Humillados y ofendidos
Humillados y ofendidos Mientras me contaba todo esto, Anna Andréievna casi temblaba de miedo, y me imploraba que esperáramos juntos a Nikolái Sergueich. Yo le dije que me resultaba imposible, y le anuncié, de forma tajante, que seguramente no podría volver al día siguiente, y que si me había acercado había sido, precisamente, para prevenirla. A punto estuvimos de pelearnos en esta ocasión.
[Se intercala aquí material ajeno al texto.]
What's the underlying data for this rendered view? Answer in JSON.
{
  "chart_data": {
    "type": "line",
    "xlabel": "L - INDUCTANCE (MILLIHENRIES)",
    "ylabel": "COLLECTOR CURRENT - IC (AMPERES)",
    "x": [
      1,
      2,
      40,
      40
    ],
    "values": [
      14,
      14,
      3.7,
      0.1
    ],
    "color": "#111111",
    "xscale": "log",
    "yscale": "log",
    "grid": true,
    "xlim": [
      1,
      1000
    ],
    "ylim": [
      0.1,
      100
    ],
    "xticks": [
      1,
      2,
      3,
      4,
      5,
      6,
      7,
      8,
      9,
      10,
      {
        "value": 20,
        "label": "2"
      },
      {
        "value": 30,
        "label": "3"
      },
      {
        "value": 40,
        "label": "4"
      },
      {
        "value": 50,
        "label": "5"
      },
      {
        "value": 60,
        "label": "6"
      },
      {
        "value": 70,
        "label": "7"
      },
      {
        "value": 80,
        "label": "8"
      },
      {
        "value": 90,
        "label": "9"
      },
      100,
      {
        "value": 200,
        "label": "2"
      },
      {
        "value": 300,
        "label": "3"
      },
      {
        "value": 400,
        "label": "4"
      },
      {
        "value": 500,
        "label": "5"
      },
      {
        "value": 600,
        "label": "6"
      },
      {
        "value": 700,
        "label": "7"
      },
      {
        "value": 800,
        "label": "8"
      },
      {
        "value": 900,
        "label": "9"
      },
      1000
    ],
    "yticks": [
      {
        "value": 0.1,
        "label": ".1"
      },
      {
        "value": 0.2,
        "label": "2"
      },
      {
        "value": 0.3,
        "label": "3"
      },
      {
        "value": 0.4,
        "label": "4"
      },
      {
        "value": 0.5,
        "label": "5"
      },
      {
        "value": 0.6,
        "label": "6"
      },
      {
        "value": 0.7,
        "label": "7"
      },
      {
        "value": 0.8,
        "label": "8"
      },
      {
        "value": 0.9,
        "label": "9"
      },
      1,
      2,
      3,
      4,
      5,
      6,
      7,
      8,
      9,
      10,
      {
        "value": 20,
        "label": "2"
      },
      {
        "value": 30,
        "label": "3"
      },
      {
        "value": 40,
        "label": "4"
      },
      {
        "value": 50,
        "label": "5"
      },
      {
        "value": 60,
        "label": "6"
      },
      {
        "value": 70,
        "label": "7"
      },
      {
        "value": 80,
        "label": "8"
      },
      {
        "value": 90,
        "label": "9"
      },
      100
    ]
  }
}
Se echó a llorar; me reprendió con aspereza y amargura, y sólo cuando salía por la puerta se me colgó del cuello, me estrechó con fuerza entre sus brazos y me pidió que no me enfadara con ella, una pobre «huérfana», y no me tomara a mal sus palabras.
A Natasha, en contra de lo esperado, volví a encontrármela sola y, extrañamente, me dio la impresión de que esta vez no se alegraba de verme, a diferencia de lo que había ocurrido la víspera y, en general, siempre que iba a visitarla. Fue como si la estorbara o la molestara de algún modo. A mi pregunta de si Aliosha había ido a verla, me contestó:
—Claro que sí, ha venido, aunque no ha estado mucho tiempo. —Y añadió, con aire pensativo—: Me ha prometido volver esta tarde.
—¿Y anoche estuvo?
—Pues… no. Le entretuvieron —añadió atropelladamente—. Bueno, Vania, ¿cómo van tus asuntos?